When Ross and Robin rejoined the business full-time in 1998, Koda Farms was an aging operation in a time of rapid modernization. Ross, the only son, faced the impossible task of matching the legacy left by his grandfather, who dominated the California rice trade in his day.

Robin Koda is with Gary Wallace, who has been with the company for nearly 60 years on the family farm.

Robin Koda is with Gary Wallace, who has been with the company for nearly 60 years on the family farm.

Koda was large enough to have the costs of a large farm, but too small to ignore the dramatic fluctuations in the price and availability of water and natural gas. The family competed with much larger farms, operations that produced higher-yielding crops in a more ideal climate. Large Japanese food distributors began promoting their own brand of rice instead of Koda Farms’. New food-handling regulations brought costly equipment upgrades. Computerized inventory management led grocery stores to measure a product’s success by turnover.

But Koda Farms has shipped its flour product, Mochiko Blue Star Rice Flour, in a wholesale package of 36 boxes since the 1940s, which naturally takes longer to turn the box around. And the box, which has also changed since the beginning, has a perforated spout that can cause a bit of a mess. In my pantry, my own box is sealed with tape.

Not surprisingly, both brothers took time away from the business. Ross left the farm for a few years and worked in finance in Chicago. Robin became an artist who exhibited her work in galleries and lived in France and Los Angeles. But in the end, the call of blood and soil was too strong.

Like their ancestors, they set out to make the best of a difficult situation. In an era when water efficiency had become an advantage, their clay soil helped them conserve water.

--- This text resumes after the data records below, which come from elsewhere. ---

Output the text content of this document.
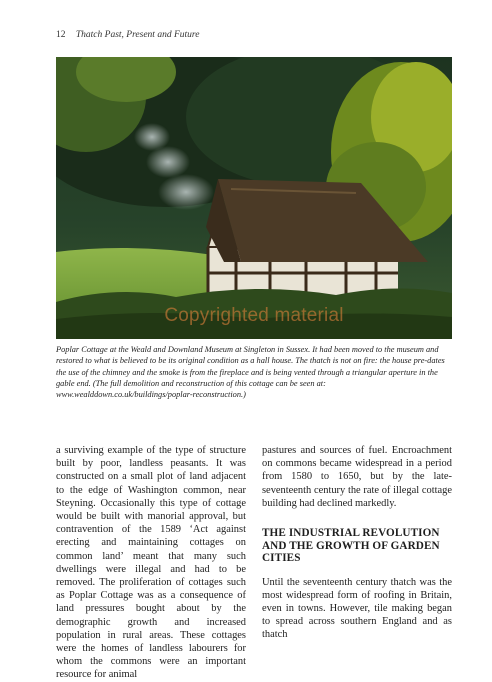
12 Thatch Past, Present and Future
Copyrighted material

Poplar Cottage at the Weald and Downland Museum at Singleton in Sussex. It had been moved to the museum and restored to what is believed to be its original condition as a hall house. The thatch is not on fire: the house pre-dates the use of the chimney and the smoke is from the fireplace and is being vented through a triangular aperture in the gable end. (The full demolition and reconstruction of this cottage can be seen at: www.wealddown.co.uk/buildings/poplar-reconstruction.)

a surviving example of the type of structure built by poor, landless peasants. It was constructed on a small plot of land adjacent to the edge of Washington common, near Steyning. Occasionally this type of cottage would be built with manorial approval, but contravention of the 1589 ‘Act against erecting and maintaining cottages on common land’ meant that many such dwellings were illegal and had to be removed. The proliferation of cottages such as Poplar Cottage was as a consequence of land pressures bought about by the demographic growth and increased population in rural areas. These cottages were the homes of landless labourers for whom the commons were an important resource for animal

pastures and sources of fuel. Encroachment on commons became widespread in a period from 1580 to 1650, but by the late-seventeenth century the rate of illegal cottage building had declined markedly.

THE INDUSTRIAL REVOLUTION AND THE GROWTH OF GARDEN CITIES

Until the seventeenth century thatch was the most widespread form of roofing in Britain, even in towns. However, tile making began to spread across southern England and as thatch
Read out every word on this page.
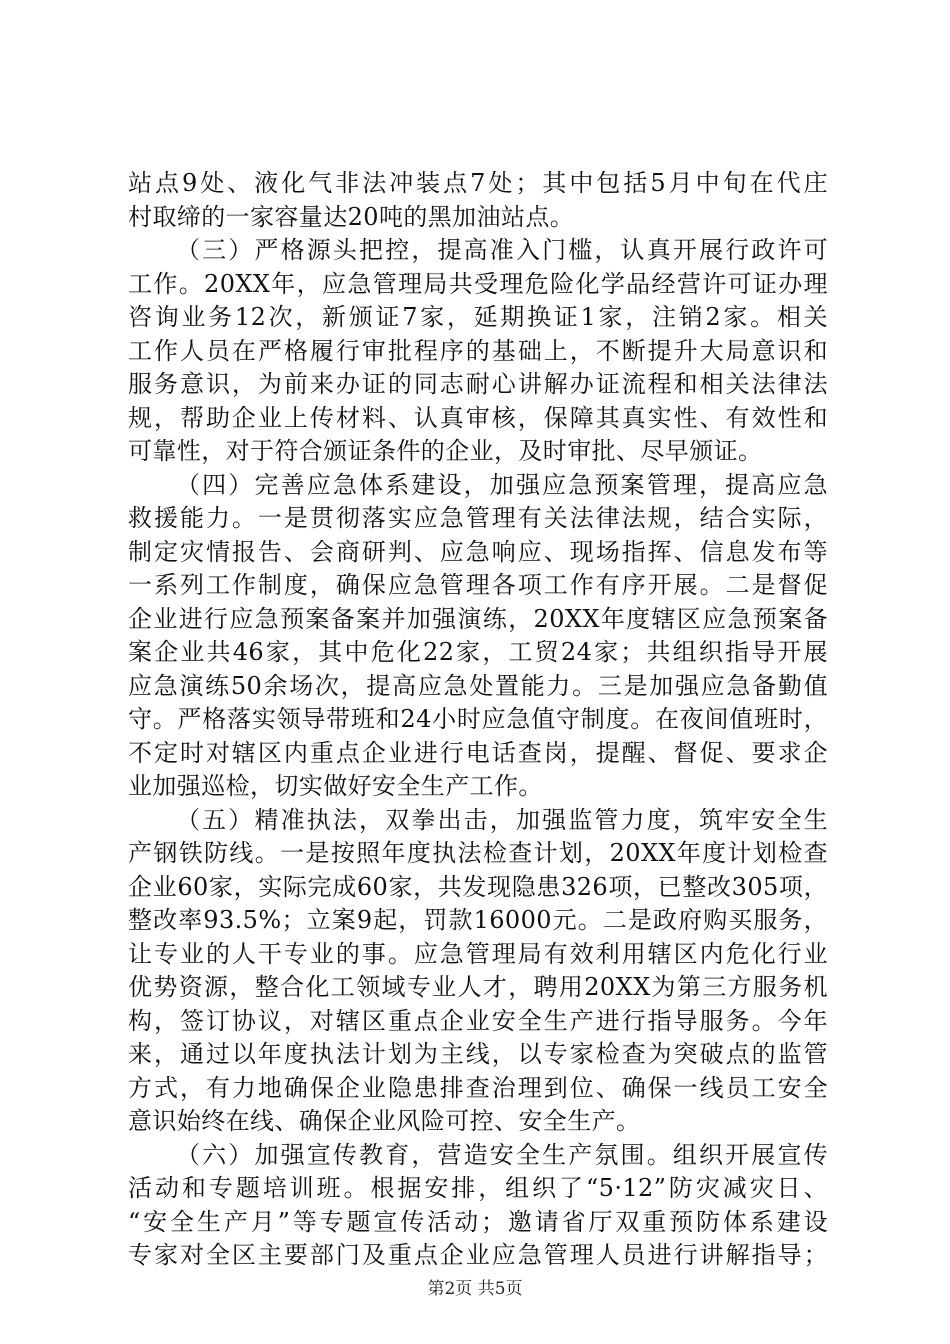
站点9处、液化气非法冲装点7处；其中包括5月中旬在代庄
村取缔的一家容量达20吨的黑加油站点。
（三）严格源头把控，提高准入门槛，认真开展行政许可
工作。20XX年，应急管理局共受理危险化学品经营许可证办理
咨询业务12次，新颁证7家，延期换证1家，注销2家。相关
工作人员在严格履行审批程序的基础上，不断提升大局意识和
服务意识，为前来办证的同志耐心讲解办证流程和相关法律法
规，帮助企业上传材料、认真审核，保障其真实性、有效性和
可靠性，对于符合颁证条件的企业，及时审批、尽早颁证。
（四）完善应急体系建设，加强应急预案管理，提高应急
救援能力。一是贯彻落实应急管理有关法律法规，结合实际，
制定灾情报告、会商研判、应急响应、现场指挥、信息发布等
一系列工作制度，确保应急管理各项工作有序开展。二是督促
企业进行应急预案备案并加强演练，20XX年度辖区应急预案备
案企业共46家，其中危化22家，工贸24家；共组织指导开展
应急演练50余场次，提高应急处置能力。三是加强应急备勤值
守。严格落实领导带班和24小时应急值守制度。在夜间值班时，
不定时对辖区内重点企业进行电话查岗，提醒、督促、要求企
业加强巡检，切实做好安全生产工作。
（五）精准执法，双拳出击，加强监管力度，筑牢安全生
产钢铁防线。一是按照年度执法检查计划，20XX年度计划检查
企业60家，实际完成60家，共发现隐患326项，已整改305项，
整改率93.5%；立案9起，罚款16000元。二是政府购买服务，
让专业的人干专业的事。应急管理局有效利用辖区内危化行业
优势资源，整合化工领域专业人才，聘用20XX为第三方服务机
构，签订协议，对辖区重点企业安全生产进行指导服务。今年
来，通过以年度执法计划为主线，以专家检查为突破点的监管
方式，有力地确保企业隐患排查治理到位、确保一线员工安全
意识始终在线、确保企业风险可控、安全生产。
（六）加强宣传教育，营造安全生产氛围。组织开展宣传
活动和专题培训班。根据安排，组织了“5·12”防灾减灾日、
“安全生产月”等专题宣传活动；邀请省厅双重预防体系建设
专家对全区主要部门及重点企业应急管理人员进行讲解指导；
第2页 共5页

Ross oversaw a shift to organic farming methods. Robin’s representation as an ambassador for Koda Farms rice helped place it on the menus of upscale restaurants in California and around the country.

But the economic and environmental realities of farming in California eventually made it too difficult to continue, Ross said. Licensing his rice brand to Western Foods was a difficult decision, but it means the crop will continue to be grown to the family’s specifications and remain on supermarket shelves, Robin said. Western Foods CEO Miguel Reyna, a Central Valley native whose parents were farmworkers, has worked with the family for nearly a decade.

“This is how we can sleep at night, because we meet all the specifications that we produce,” Robin said.

The family owns the trademarks largely thanks to Tama Koda, their mother, who persuaded the family to formalize the trademark license for Kokuho Rose and encouraged them to tell their story.

One of its first licensees was Nomura Co., which introduced its rice, Kokuho Rose, to Asian supermarkets across the United States.

Kokuho means “national treasure” in Japanese. The red logo on the rice (an eight-sided mirror with a heavenly sword) looked familiar, so I sent a photo of the bag to my mom in Fremont.

Turns out I've been eating it all my life. It's the rice we used when I was a kid in Tennessee, bought at the little Asian grocery store at the Nashville farmers market.

I assumed it was an imported product like everything else in that store, but it was an American rice, created by an American family.

Silhouette of Robin Koda in a warehouse on the family farm.

Robin Koda walks out of a warehouse on the family farm. The economic and environmental realities of farming in California eventually made it too difficult to continue, his brother Ross said.